# Using TF-IDF to classify song lyrics

In this notebook, we'll explore how we can use TF-IDF to classify songs in the Billboard Hot 100 playlist.

In a nutshell, the TF-IDF method characterizes how unique a particular term or set of terms might be to a particular document or set of documents compared to the general term frequency list of a larger body of documents.

Using TF-IDF we can generate

In [9]:
import numpy as np
import pandas as pd

Import the dataset (warts 'n all):

In [10]:
hot100 = pd.read_csv('hot_100_with_lyrics.csv')

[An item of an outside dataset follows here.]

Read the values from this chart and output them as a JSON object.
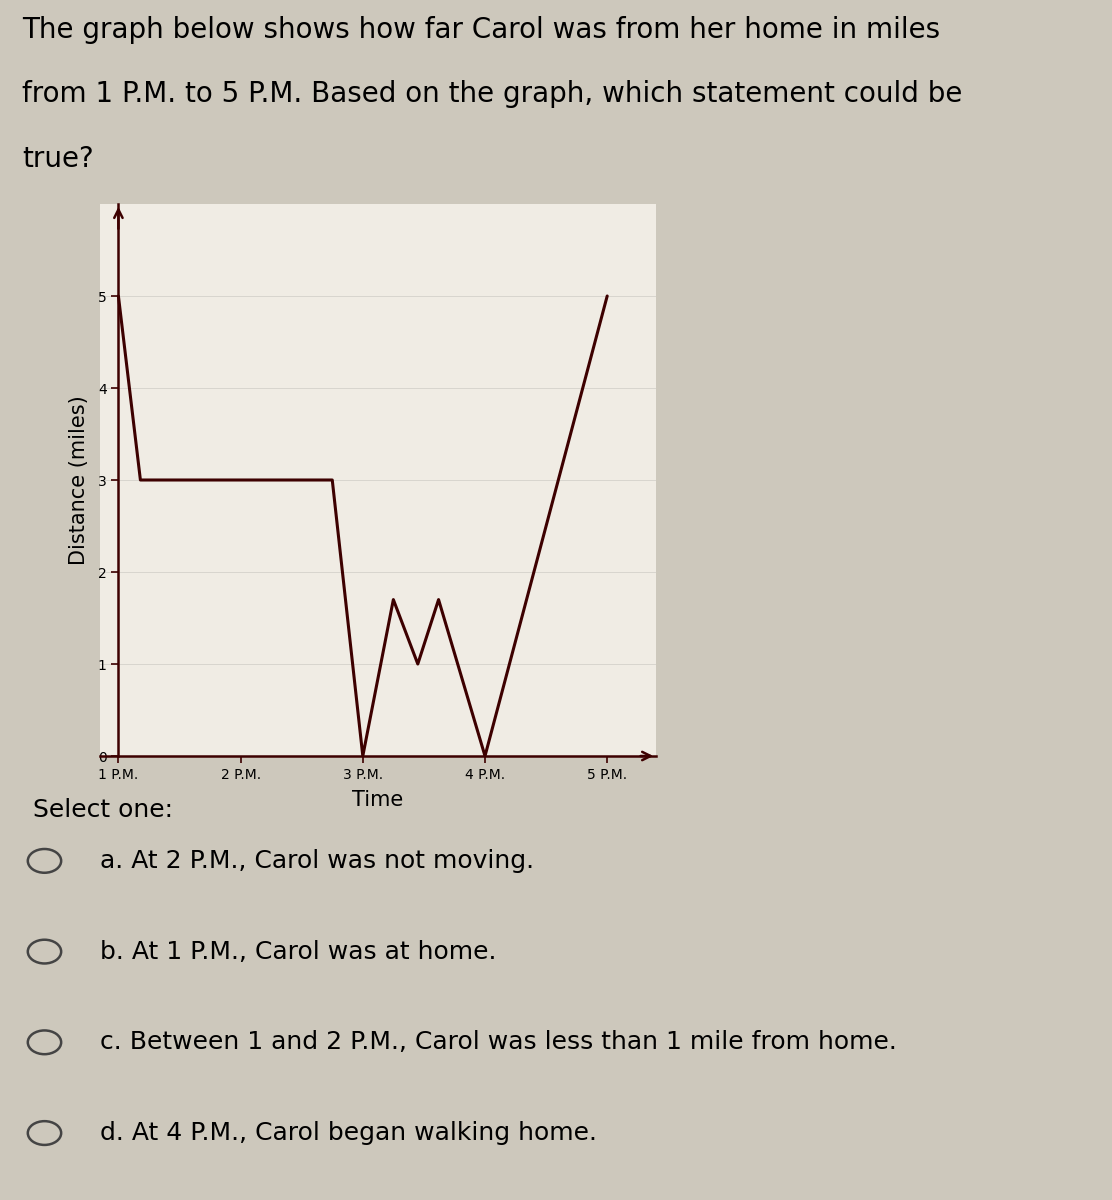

We've had considerable trouble consistently generating Genius.com urls to produce our set of lyrics, so we'll want to drop all the songs for which we could not currently find lyrics using our current methods.

In [11]:
hot100 = hot100[(hot100['lyrics'] != 'URL-ERROR-LYRICS-NOT-FOUND')]
len(hot100.index)

1022

As you see in the above table, the lyrics are at the right. As transcribed, they still appear with newlines (\n). Hence we will need to first remove the \n from each of these, as these do not matter for our purposes in this notebook. Here's a function that cleans up lyrics and returns the lyrics as a frequency list (dictionary) of words.

In [17]:
## Takes in a string of lyrics, cleans them a smidgeon, 
## and returns a frequency list of each word as a dictionary
def lyric_bagger(lyrics):
    word_list = lyrics.lower().split()
    #word_list.sort()
    frequencies = {}
    for word in word_list:
        if (word in frequencies):
            frequencies[word] += 1
        else:
            frequencies[word] = 1
    
    return frequencies

In [21]:
## Convert all the lyrics into a frequency dictionaries stored in fmtd_lyrics
lyrics = hot100['lyrics'].copy().tolist()

fmtd_lyrics = []
for l in lyrics:
    fmtd_lyrics.append(lyric_bagger(l))

Or, we could skip all that potentially and just use the [sklearn object TfidfVectorizer](https://scikit-learn.org/stable/modules/generated/sklearn.feature_extraction.text.TfidfVectorizer.html) that does this basically automatically. Why not? [This](https://scikit-learn.org/stable/auto_examples/text/plot_document_clustering.html#sphx-glr-auto-examples-text-plot-document-clustering-py) looks like a reasonable example to follow.

In [26]:
from sklearn.feature_extraction.text import TfidfVectorizer

## This tool seems to assume that we have a list and that each list is a separate document.
vectorizer = TfidfVectorizer()
X = vectorizer.fit_transform(lyrics)

print(vectorizer.get_feature_names())



In [11]:
## now let's try some very simple clustering

from sklearn.cluster import KMeans

In [12]:
kmeans = KMeans(n_clusters=9).fit(X)
kmeans.predict([[0, 0], [12, 3]])

ValueError: X has 2 features, but KMeans is expecting 11682 features as input.

In [13]:
labels = KMeans.predict(kmeans)

TypeError: predict() missing 1 required positional argument: 'X'